Sui costi dell'energia il ministro ha aggiunto "speriamo che da marzo costo gas possa calare"

cingolani cop26

Va ripensato tutto l’impianto della Cop26 perché trovare un compromesso valido per tutti è quasi impossibile. Lo ha detto il ministro della Transizione ecologica, Roberto Cingolani, a “24 Mattino” su Radio24. “Abbiamo ottenuto risultati importanti, tutti i Paesi compreso Cina e India hanno accettato di tenere il riscaldamento globale sotto 1 grado e mezzo. E’ un risultato buono, partito dal G20 e recepito da Cop26”, ha spiegato. “Per firmare l’accordo ci hanno detto che la tempistica della cessione del carbone la dovevano gestire loro, se noi avessimo detto di no, avrebbero liberalizzato le loro attività”, ha aggiunto Cingolani.
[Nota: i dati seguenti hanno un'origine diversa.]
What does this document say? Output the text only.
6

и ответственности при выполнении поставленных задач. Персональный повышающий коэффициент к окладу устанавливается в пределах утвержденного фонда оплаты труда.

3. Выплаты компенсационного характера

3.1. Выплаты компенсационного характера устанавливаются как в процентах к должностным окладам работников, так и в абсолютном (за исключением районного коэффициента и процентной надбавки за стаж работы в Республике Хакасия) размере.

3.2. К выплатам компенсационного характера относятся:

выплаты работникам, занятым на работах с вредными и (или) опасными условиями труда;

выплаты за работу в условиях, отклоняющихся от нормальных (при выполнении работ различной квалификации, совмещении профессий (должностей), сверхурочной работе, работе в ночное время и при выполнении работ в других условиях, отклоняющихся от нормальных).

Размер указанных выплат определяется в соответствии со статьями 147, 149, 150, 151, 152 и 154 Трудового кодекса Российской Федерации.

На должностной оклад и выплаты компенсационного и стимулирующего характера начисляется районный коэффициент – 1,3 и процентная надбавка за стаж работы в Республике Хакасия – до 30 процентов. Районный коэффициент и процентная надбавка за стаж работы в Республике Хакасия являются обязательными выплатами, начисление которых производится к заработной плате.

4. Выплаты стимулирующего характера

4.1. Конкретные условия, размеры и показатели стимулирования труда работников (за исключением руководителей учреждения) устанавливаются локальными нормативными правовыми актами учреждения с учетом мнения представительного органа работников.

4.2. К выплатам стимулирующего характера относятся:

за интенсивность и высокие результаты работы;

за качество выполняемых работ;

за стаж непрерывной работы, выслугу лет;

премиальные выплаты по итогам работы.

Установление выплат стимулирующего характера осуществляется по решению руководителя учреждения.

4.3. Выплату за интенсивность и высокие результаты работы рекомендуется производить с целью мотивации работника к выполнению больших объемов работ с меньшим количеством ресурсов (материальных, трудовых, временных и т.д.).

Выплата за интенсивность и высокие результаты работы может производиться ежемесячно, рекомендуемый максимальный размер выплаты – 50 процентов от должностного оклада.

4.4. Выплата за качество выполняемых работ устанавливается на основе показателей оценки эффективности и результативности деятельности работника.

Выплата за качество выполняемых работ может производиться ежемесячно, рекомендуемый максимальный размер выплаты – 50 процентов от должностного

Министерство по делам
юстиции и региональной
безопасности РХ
Su Cop26 “avevo meno aspettative di altri, venendo da un mondo tecnico non capisco come si potessero avere tante aspettative” ha chiarito ancora, “Cosa si pensava di tirare fuori dal cilindro da una conferenza che univa Paesi con reddito pro capite così differente?”, ha aggiunto Cingolani che si è detto particolarmente insoddisfatto della parte finanziaria per ridurre le disuguaglianze.



“Capisco che gli attivisti giovani debbano tenere alta l’attenzione e protestare, ma dire che 200 Paesi riuniti per lavorare è ‘bla bla bla’ mi sembra sbagliato, sono le regole della democrazia”, ha detto ancora. “Sono state stabilite anche delle regole, dei flussi, aiuti a stati vulnerabili. Mi spiace – ha aggiunto – che non siamo arrivati a 100 miliardi per questi Paesi, c’è un problema di finanza, che deve essere solidale”.

Sui costi dell’energia “il prossimo trimestre è ancora punto interrogativo, si spera che dopo marzo, nella prima metà del 2022 con il Nord Stream, il prezzo della materia prima possa normalizzarsi anche se non tornerà ai livelli di prima” ha continuato. In Italia i costi “sono il doppio rispetto a Polonia o Germania, abbiamo fatto scelte serie e impegnative, per questo paghiamo un po’ di più”, ha aggiunto il ministro.